Gamergate: Undefined all the way down

It’s a serious challenge to figure out what “Gamergate” is all about. There’s far more noise than information about it on the Internet, and what information there is isn’t consistent. Here are a few pieces I’ve run into:

Sorting out the claims takes work, largely because the subject of the battle is an undefined term. Wagner writes: “By design, Gamergate is nearly impossible to define.” Bianco tells us that “Gamer Gate is three separate things clustered together under one name.” The starting point was an allegation that somebody had sex with somebody in exchange for favorable coverage. Depending on whom you believe, this is clearly false, clearly true, or more or less plausible. I could research it and form my own opinion, but by now it’s beside the point. The original question faded into the background in the face of threats against Anita Sarkeesian, including the threat of a mass shooting, which forced her to cancel a talk, as well as threats against Brianna Wu. Intel pulled its ads from the website Gamasutra; critics claimed this was in response to Gamergate pressure, while Intel says it was a marketing decision that it had made earlier. The article that provoked so much anger is a bit of a rant, but I can’t see why it, out of all the rants on websites, should have provoked a boycott campaign.
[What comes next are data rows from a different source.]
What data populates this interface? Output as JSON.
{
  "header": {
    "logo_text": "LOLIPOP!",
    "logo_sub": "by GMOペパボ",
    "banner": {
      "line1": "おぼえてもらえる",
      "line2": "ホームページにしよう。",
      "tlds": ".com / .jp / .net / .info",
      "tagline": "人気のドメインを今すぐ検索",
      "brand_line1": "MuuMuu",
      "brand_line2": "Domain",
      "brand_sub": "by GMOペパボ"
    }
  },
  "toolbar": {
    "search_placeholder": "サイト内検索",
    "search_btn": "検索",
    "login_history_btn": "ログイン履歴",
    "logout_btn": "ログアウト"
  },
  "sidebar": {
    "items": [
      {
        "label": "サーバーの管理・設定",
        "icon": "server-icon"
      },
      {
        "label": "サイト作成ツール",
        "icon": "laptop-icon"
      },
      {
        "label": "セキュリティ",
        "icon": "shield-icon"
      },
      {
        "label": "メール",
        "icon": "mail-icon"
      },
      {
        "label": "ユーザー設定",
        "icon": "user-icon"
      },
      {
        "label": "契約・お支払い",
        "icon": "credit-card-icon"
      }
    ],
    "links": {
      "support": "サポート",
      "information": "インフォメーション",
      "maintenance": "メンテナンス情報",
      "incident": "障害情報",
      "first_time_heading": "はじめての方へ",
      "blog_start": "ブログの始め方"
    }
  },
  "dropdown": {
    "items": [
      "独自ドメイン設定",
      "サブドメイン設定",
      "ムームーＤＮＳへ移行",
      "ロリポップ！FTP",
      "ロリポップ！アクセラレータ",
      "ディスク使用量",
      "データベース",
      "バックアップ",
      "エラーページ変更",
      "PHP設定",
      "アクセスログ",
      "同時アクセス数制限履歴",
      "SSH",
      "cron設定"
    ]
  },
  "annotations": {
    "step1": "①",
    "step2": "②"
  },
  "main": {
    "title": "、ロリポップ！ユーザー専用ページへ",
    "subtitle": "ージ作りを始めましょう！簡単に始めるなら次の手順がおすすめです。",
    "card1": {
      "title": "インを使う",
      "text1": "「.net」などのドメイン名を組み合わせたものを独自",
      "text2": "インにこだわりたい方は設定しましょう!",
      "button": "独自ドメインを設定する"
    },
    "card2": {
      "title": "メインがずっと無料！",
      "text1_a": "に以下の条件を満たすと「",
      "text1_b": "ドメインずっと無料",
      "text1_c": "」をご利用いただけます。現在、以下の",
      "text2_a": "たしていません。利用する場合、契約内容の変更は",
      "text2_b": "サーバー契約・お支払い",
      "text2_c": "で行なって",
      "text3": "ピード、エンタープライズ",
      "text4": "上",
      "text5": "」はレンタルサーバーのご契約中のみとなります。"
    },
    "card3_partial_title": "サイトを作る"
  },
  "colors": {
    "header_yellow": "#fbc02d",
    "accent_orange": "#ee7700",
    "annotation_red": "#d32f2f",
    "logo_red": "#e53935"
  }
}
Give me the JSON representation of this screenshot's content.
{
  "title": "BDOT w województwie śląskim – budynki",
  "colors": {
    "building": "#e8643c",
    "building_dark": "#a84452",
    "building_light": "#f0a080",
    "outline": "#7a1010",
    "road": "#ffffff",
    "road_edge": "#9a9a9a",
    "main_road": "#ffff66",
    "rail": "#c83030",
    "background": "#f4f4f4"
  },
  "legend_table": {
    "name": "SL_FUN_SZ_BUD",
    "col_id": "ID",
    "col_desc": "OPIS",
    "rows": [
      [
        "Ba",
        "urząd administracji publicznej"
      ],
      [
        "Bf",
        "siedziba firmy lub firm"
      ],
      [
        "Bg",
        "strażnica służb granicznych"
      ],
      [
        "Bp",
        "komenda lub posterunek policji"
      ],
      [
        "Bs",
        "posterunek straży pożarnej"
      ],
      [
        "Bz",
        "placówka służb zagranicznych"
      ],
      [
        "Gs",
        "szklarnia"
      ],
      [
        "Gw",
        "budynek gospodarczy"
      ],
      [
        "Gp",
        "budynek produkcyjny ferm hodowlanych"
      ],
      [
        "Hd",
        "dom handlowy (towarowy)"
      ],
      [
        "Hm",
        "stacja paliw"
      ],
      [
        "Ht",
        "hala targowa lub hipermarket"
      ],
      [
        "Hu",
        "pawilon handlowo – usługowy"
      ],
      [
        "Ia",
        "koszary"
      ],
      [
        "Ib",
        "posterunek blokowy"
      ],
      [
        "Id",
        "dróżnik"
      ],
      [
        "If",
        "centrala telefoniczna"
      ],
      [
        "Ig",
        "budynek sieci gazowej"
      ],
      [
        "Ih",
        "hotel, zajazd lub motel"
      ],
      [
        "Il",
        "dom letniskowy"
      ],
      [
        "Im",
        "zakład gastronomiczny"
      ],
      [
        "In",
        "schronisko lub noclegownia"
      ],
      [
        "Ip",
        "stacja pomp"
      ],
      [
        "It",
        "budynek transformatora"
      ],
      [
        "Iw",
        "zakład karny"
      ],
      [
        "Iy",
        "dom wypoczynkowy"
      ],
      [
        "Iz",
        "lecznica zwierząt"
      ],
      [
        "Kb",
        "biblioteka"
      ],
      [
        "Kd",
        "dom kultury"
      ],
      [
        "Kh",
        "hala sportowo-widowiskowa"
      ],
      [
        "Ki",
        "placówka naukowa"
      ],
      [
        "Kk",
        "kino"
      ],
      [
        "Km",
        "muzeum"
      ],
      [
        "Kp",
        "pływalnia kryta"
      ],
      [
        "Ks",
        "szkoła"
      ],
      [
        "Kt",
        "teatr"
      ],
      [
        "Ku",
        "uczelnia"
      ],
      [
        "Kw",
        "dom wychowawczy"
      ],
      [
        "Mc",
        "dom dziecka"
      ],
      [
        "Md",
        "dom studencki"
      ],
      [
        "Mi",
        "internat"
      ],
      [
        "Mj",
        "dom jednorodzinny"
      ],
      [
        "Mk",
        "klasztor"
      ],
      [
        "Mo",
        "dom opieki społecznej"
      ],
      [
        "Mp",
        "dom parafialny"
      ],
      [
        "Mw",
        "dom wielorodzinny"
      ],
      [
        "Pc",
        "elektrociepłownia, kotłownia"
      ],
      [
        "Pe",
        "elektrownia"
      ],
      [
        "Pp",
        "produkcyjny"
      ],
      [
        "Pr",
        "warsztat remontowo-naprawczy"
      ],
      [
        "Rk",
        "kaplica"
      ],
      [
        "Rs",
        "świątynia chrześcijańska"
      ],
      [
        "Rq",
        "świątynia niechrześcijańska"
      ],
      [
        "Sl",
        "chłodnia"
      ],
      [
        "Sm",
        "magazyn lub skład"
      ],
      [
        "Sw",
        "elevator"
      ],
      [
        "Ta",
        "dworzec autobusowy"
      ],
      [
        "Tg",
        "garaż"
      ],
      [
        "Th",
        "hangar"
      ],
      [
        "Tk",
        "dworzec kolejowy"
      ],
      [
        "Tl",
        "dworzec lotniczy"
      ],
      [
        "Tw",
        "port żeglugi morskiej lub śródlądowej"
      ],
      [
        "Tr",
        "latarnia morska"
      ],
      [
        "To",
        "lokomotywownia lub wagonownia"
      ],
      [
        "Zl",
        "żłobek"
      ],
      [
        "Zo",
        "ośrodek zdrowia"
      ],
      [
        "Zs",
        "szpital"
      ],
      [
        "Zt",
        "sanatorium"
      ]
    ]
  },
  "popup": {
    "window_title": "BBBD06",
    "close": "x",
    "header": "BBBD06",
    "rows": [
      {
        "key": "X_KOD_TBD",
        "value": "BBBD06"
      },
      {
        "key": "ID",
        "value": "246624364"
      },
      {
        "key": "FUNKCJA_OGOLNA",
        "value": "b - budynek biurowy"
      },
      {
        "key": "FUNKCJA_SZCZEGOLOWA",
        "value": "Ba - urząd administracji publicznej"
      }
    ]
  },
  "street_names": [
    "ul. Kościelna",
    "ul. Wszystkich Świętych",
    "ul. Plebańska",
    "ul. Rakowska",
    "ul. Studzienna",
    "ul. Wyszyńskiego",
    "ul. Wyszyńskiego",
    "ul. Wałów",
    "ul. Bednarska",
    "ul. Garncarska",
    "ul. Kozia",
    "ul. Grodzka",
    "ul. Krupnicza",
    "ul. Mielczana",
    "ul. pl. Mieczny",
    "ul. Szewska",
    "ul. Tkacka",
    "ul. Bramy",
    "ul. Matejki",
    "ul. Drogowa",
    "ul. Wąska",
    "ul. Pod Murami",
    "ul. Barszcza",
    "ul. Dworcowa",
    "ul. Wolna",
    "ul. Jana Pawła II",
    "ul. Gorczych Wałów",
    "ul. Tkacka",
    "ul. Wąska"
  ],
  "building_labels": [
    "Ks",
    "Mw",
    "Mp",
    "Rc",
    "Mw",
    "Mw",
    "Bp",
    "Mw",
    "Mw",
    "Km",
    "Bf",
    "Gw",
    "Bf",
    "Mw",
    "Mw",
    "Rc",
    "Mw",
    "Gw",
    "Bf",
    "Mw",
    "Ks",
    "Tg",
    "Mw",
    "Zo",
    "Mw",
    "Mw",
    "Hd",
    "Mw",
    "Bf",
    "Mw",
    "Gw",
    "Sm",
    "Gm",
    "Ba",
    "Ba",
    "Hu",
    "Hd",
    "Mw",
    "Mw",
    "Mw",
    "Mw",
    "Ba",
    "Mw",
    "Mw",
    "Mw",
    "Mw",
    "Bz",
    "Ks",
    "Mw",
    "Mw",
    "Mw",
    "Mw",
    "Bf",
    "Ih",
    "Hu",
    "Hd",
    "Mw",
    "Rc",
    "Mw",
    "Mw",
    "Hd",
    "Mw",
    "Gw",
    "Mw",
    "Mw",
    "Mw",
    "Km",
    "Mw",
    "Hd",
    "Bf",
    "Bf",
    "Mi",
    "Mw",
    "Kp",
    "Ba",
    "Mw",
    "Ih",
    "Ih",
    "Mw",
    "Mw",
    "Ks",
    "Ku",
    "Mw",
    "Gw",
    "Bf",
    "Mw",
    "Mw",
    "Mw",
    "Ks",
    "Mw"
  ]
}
One thing is clear: There’s a segment of the Internet gamer culture that regards the most vicious threats as a useful way to intimidate people. How large a segment is it? It’s hard to tell. A small, persistent group that gets a strong reaction can appear bigger than it really is. But what do these threats have to do with allegations of buying favorable reviews with sex? This is where the undefined really takes over. “Gamergate” has become a rallying term for people with all kinds of grievances, from journalistic corruption to increased representation of women in games. Some of the really vicious people have picked up the banner. If there’s a coherent point to be made, it’s been lost, and when clear, principled positions don’t get heard, the quality of discourse spirals downward. As the Gamasutra article says, “When you decline to create or to curate a culture in your spaces, you’re responsible for what spawns in the vacuum.” The article by Yiannopoulos, who dismisses death threats as merely “ungallant” and “injudicious” and uses arguments like “It’s an unconfirmed internet rumour, but it illustrates Quinn’s credibility to gamers,” is a case in point. I saw it because Lew Rockwell recommended it.

People such as Rockwell who call themselves libertarians, indeed all reasonable people, should agree that whatever the truth of the original claim about reviewers, whatever the worth of Sarkeesian’s views, when someone resorts to threats of violence, it has to stop there. They aren’t “injudicious” but monstrous, even if they aren’t carried out, and debates need to be suspended long enough to condemn and if possible find the people responsible and to disavow their supporters.

Instead we’ve seen tribalistic behavior at its worst. Many people rallying around the #gamergate hashtag have dismissed the threats as unimportant, perhaps manufactured. Many who talk about “social justice” have come to treat Gamergate as a conspiracy behind the threats. Each side reinforces the other. If you want to get people really furious, call them on it when they treat the entire “gamergate” blob as the same as the people making criminal threats. No one is more self-righteous than a person caught making baseless accusations. John Scalzi tweeted: “Fuck everyone who thinks GamerGate is anything other than haters shitting on women.”

There we have it: If you don’t join the Two Minutes Hate of haters, we hate you. But justice is individual, not social, and treating people according to their perceived social group is injustice.